Il y a cinq principes généraux, au niveau international, qui doivent être traduits de manière plus concrète selon les besoins et la volonté de chaque mouvement syndical national.
Premièrement, nous devons obtenir des investissements « durables », dans des secteurs verts (énergies renouvelables, transports publics, isolation des bâtiments, etc.), qui créent des emplois bons pour l'environnement et bons pour les travailleurs.
Deuxièmement, il faut renforcer la formation professionnelle pour que les travailleurs ne soient pas livrés à eux-mêmes pendant ces transformations. Malheureusement les politiques d'austérité en Europe aujourd'hui vont exactement à l'inverse de ça.
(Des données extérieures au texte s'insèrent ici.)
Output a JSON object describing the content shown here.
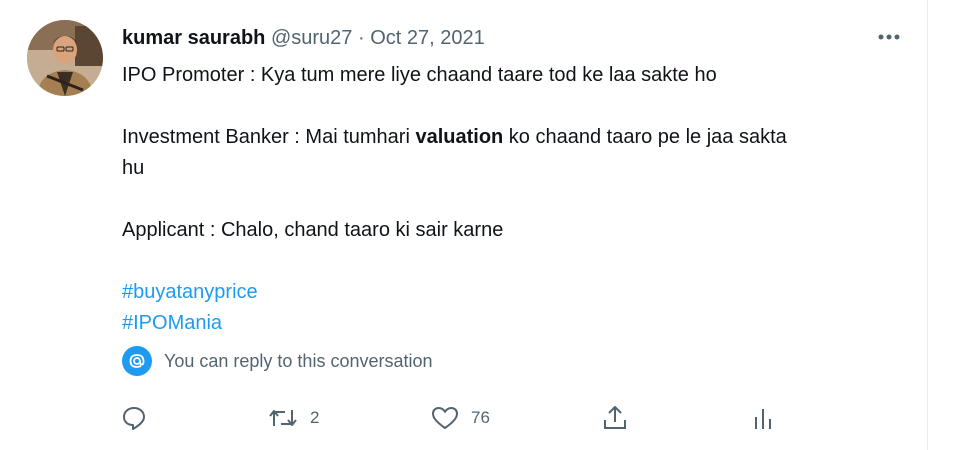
{
  "tweet": {
    "author_name": "kumar saurabh",
    "handle": "@suru27",
    "separator": "·",
    "date": "Oct 27, 2021",
    "more_icon": "more-horizontal-icon",
    "body": {
      "line1": "IPO Promoter : Kya tum mere liye chaand taare tod ke laa sakte ho",
      "line2_prefix": "Investment Banker : Mai tumhari ",
      "line2_bold": "valuation",
      "line2_suffix": " ko chaand taaro pe le jaa sakta",
      "line3": "hu",
      "line4": "Applicant : Chalo, chand taaro ki sair karne",
      "hashtags": [
        "#buyatanyprice",
        "#IPOMania"
      ]
    },
    "reply_notice": "You can reply to this conversation",
    "actions": {
      "reply_icon": "reply-icon",
      "retweet_icon": "retweet-icon",
      "retweet_count": "2",
      "like_icon": "heart-icon",
      "like_count": "76",
      "share_icon": "share-icon",
      "analytics_icon": "analytics-icon"
    },
    "colors": {
      "link": "#1d9bf0",
      "secondary_text": "#536471",
      "primary_text": "#0f1419"
    }
  }
}
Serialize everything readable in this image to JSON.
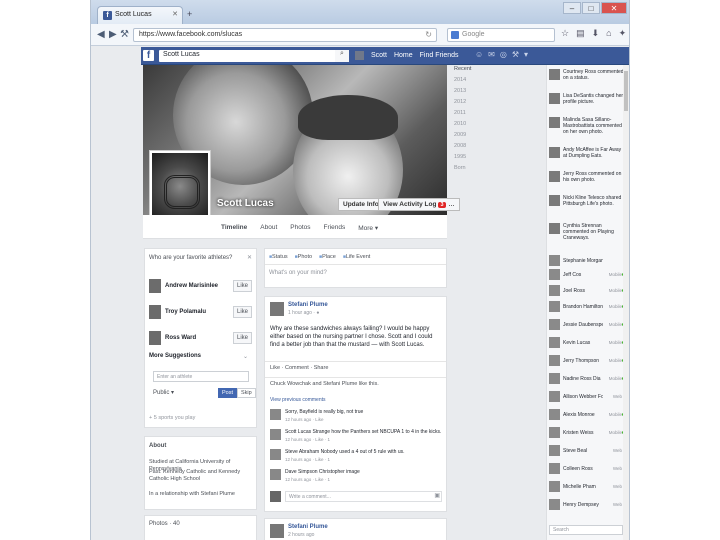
{
  "browser": {
    "tab_title": "Scott Lucas",
    "url": "https://www.facebook.com/slucas",
    "search_placeholder": "Google"
  },
  "fb_header": {
    "search_value": "Scott Lucas",
    "nav": [
      "Scott",
      "Home",
      "Find Friends"
    ]
  },
  "profile": {
    "name": "Scott Lucas",
    "update_info": "Update Info",
    "activity_log": "View Activity Log",
    "activity_badge": "3",
    "tabs": [
      "Timeline",
      "About",
      "Photos",
      "Friends",
      "More ▾"
    ]
  },
  "years": [
    "Recent",
    "2014",
    "2013",
    "2012",
    "2011",
    "2010",
    "2009",
    "2008",
    "1995",
    "Born"
  ],
  "pymk": {
    "header": "Who are your favorite athletes?",
    "people": [
      {
        "name": "Andrew Marisinlee",
        "like": "Like"
      },
      {
        "name": "Troy Polamalu",
        "like": "Like"
      },
      {
        "name": "Ross Ward",
        "like": "Like"
      }
    ],
    "more_suggestions": "More Suggestions",
    "input_placeholder": "Enter an athlete",
    "privacy": "Public ▾",
    "post": "Post",
    "skip": "Skip",
    "footer": "+ 5 sports you play"
  },
  "about": {
    "header": "About",
    "line1": "Studied at California University of Pennsylvania",
    "line2": "Past: Kennedy Catholic and Kennedy Catholic High School",
    "line3": "In a relationship with Stefani Plume"
  },
  "photos": {
    "header": "Photos · 40"
  },
  "composer": {
    "tabs": [
      "Status",
      "Photo",
      "Place",
      "Life Event"
    ],
    "placeholder": "What's on your mind?"
  },
  "post": {
    "author": "Stefani Plume",
    "time": "1 hour ago · ●",
    "text": "Why are these sandwiches always failing? I would be happy either based on the nursing partner I chose. Scott and I could find a better job than that the mustard — with Scott Lucas.",
    "actions": "Like · Comment · Share",
    "likes": "Chuck Wowchak and Stefani Plume like this.",
    "view_previous": "View previous comments",
    "comments": [
      {
        "text": "Sorry, Bayfield is really big, not true",
        "time": "12 hours ago · Like"
      },
      {
        "text": "Scott Lucas Strange how the Panthers set NBCUPA 1 to 4 in the kicks.",
        "time": "12 hours ago · Like · 1"
      },
      {
        "text": "Steve Abraham Nobody used a 4 out of 5 rule with us.",
        "time": "12 hours ago · Like · 1"
      },
      {
        "text": "Dave Simpson Christopher image",
        "time": "12 hours ago · Like · 1"
      }
    ],
    "write_comment": "Write a comment..."
  },
  "post2": {
    "author": "Stefani Plume",
    "time": "2 hours ago"
  },
  "ticker": [
    "Courtney Ross commented on a status.",
    "Lisa DeSantis changed her profile picture.",
    "Malinda Sasa Sillano-Mastrobattista commented on her own photo.",
    "Andy McAffee is Far Away at Dumpling Eats.",
    "Jerry Ross commented on his own photo.",
    "Nicki Kline Telesco shared Pittsburgh Life's photo.",
    "Cynthia Strennan commented on Playing Craneways."
  ],
  "chat": [
    {
      "name": "Stephanie Morgan",
      "status": ""
    },
    {
      "name": "Jeff Cos",
      "status": "Mobile"
    },
    {
      "name": "Joel Ross",
      "status": "Mobile"
    },
    {
      "name": "Brandon Hamilton",
      "status": "Mobile"
    },
    {
      "name": "Jessie Daubenspeck",
      "status": "Mobile"
    },
    {
      "name": "Kevin Lucas",
      "status": "Mobile"
    },
    {
      "name": "Jerry Thompson",
      "status": "Mobile"
    },
    {
      "name": "Nadine Ross Dia",
      "status": "Mobile"
    },
    {
      "name": "Allison Webber Fox",
      "status": "Web"
    },
    {
      "name": "Alexis Monroe",
      "status": "Mobile"
    },
    {
      "name": "Kristen Weiss",
      "status": "Mobile"
    },
    {
      "name": "Steve Beal",
      "status": "Web"
    },
    {
      "name": "Colleen Ross",
      "status": "Web"
    },
    {
      "name": "Michelle Pham",
      "status": "Web"
    },
    {
      "name": "Henry Dempsey",
      "status": "Web"
    }
  ],
  "chat_search": "Search",
  "colors": {
    "fb_blue": "#3b5998",
    "online": "#42b72a"
  }
}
Troisièmement, les syndicats doivent développer leurs connaissances et la recherche sur ce que signifie une économie à bas carbone, notamment en terme d'emplois.
Quatrièmement, il faut renforcer la protection et les assurances sociales qui sont cruciales pour faire face aux conséquences du changement climatique. N'oublions pas qu'aujourd'hui dans le monde, les pays où la protection sociale existe sont les exceptions plutôt que la règle ! Dans les pays où cela a un sens, le dialogue social peut permettre à court terme de trouver des arbitrages pour la transition, mais il faut aussi reconnaître ses limites.
Finalement, nous ne devons pas négliger la dimension locale et géographique des pertes et des gains d'emplois. La plupart des transformations économiques prendront place dans des territoires régionaux qui n'ont pas nécessairement à eux seuls les moyens de développer des alternatives et de mobiliser l'investissement industriel.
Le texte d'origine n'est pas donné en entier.